Use SQLIO. You can read a whole bunch of stuff about which switches/incantations to use, but just running it against the drives where your MDF/LDFs are stored (e.g. sqlio.exe /dCDE) will give you a great headline "MBs/sec" reading for comparisons. I tracked down our app's poor performance at a client's site down to disk/LUN contention on a Hitachi AMS (fibre channel disk system). My laptop disk performed 10x better! Soon as our db got its own LUN, our app was happy again.

1
vote

Check the log files, especially any 'long query' logging you might have on. If it's not on, turn it on.

Check general machine health - it might not be the SQL server, it might be the overall machine - check for runaway processes, overall cpu usage, overall memory usage - you do graph these things with cacti or the like for historical comparisons, right?

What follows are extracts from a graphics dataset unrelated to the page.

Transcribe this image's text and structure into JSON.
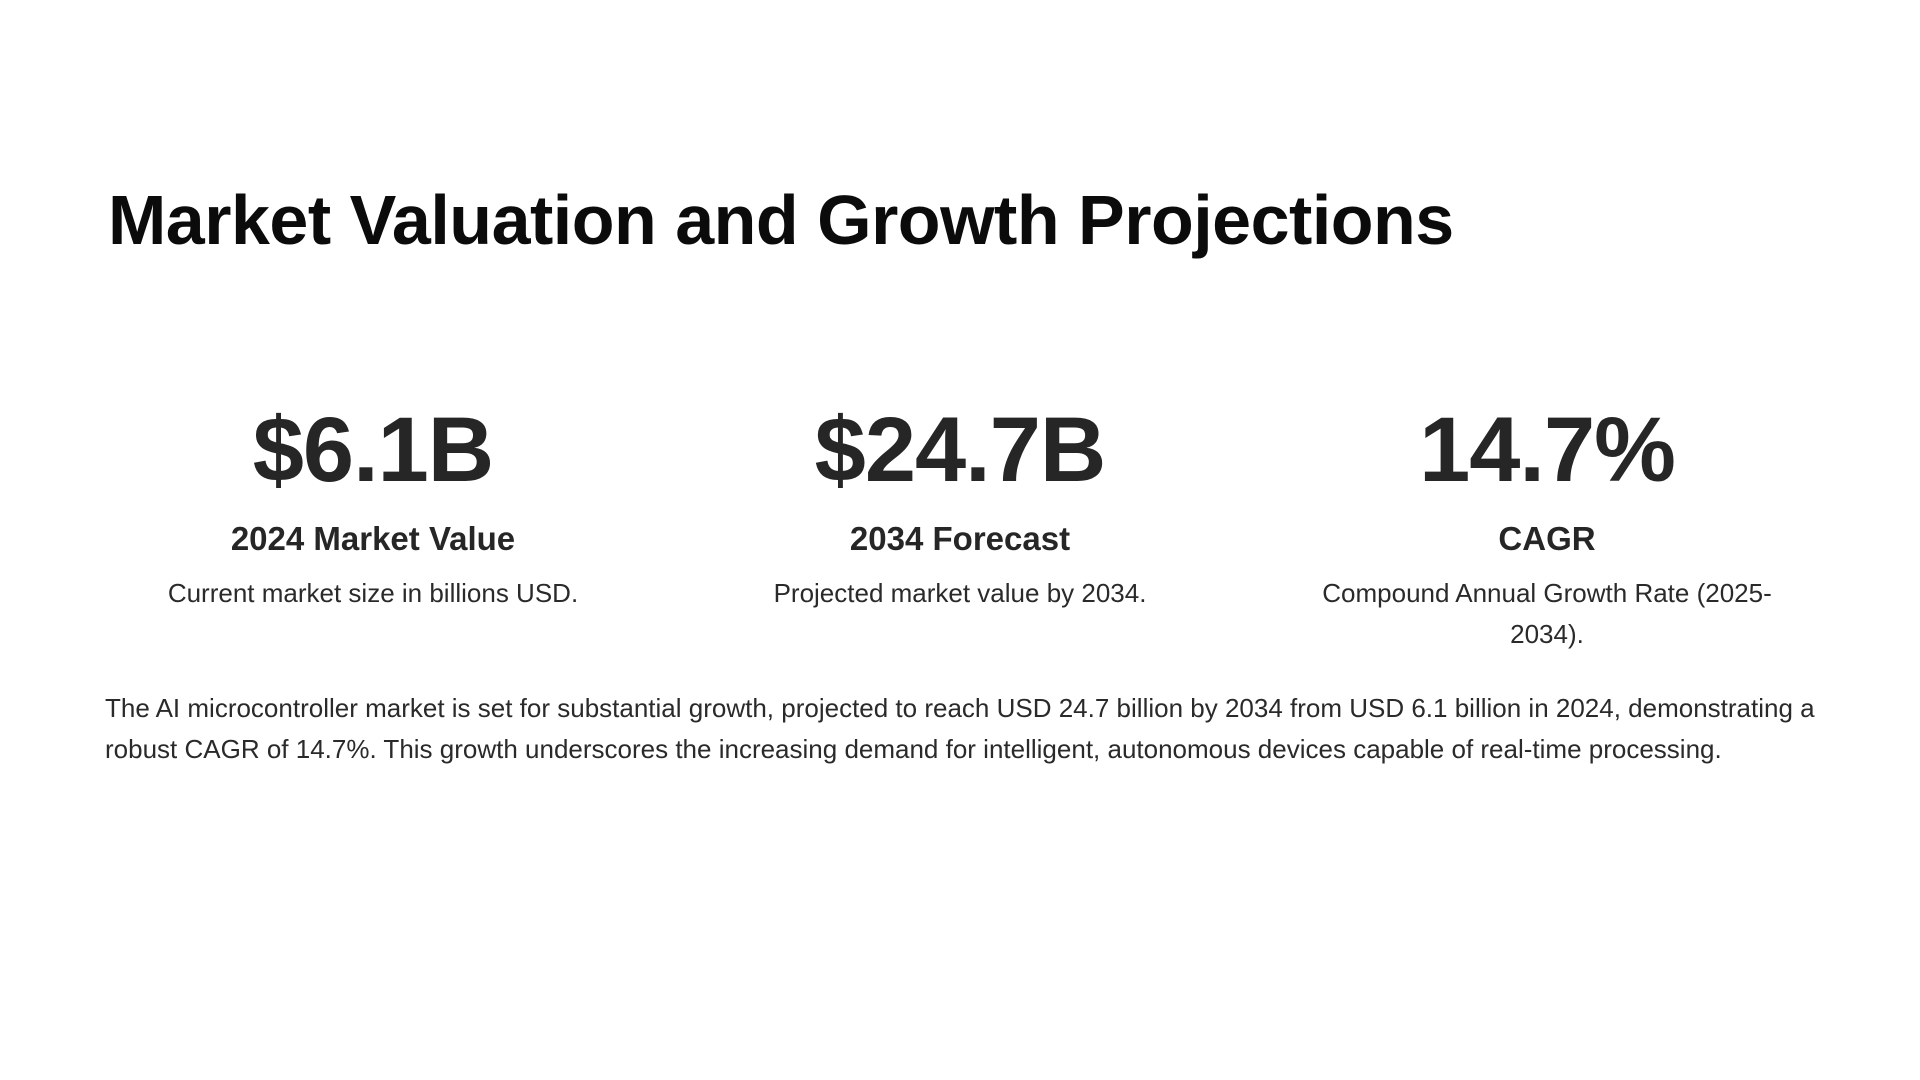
{
  "title": "Market Valuation and Growth Projections",
  "stats": [
    {
      "value": "$6.1B",
      "label": "2024 Market Value",
      "description": "Current market size in billions USD."
    },
    {
      "value": "$24.7B",
      "label": "2034 Forecast",
      "description": "Projected market value by 2034."
    },
    {
      "value": "14.7%",
      "label": "CAGR",
      "description": "Compound Annual Growth Rate (2025-2034)."
    }
  ],
  "summary": "The AI microcontroller market is set for substantial growth, projected to reach USD 24.7 billion by 2034 from USD 6.1 billion in 2024, demonstrating a robust CAGR of 14.7%. This growth underscores the increasing demand for intelligent, autonomous devices capable of real-time processing.",
  "colors": {
    "background": "#ffffff",
    "title": "#0b0b0b",
    "text": "#272727"
  }
}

So check the graphs and see when whatever's slow started being slow.

1
  • re: long query - what logging are you referring to? A trace? Or is there a trace flag?
    – Sam
    May 14, 2009 at 23:52
1
vote

To add to the list:

Look in the error log for:

  • indications of corruption (823s, 824s, 825s)
  • indications of IO perf issues (IOs taking longer than X errors)
  • latch contention problems im tempdb
  • SQL Server working set being paged out on a 64-bit box

Check for index fragmentation. Check you have auto-grow set appropriately and instant initialization enabled. Check you don't have auto-shrink enabled.

Lots of info about all of these on my blog - can post links if you want.

1
vote

Isolate the problem

  1. Check the network is ok
  2. Check the server machine isn't being hammered
  3. Check the event log
  4. Check for locked sql server resources (sp_lock or sys.dm_tran_locks)

Having Isolated to a stored proc or view

  1. Check for obvious problems in code e.g. @tables should be #tables
  2. Check the execution plan for scans that should be seeks
  3. Isolate the SQL that runs slowest
  4. Turn on IO and CPU statistics (SET STATISTICS IO ON etc) to get baseline performance numbers
  5. Frig around with the SQL, indexes etc
  6. Measure IO and CPU performance again
  7. If not sufficiently improved goto 5 else goto pub
0
votes

It depends on the issue, but the first thing I normally do is look at the code to see if it is the cause of inefficiency. I normally then check the affected tables and make sure they have all the appropriate indexes etc.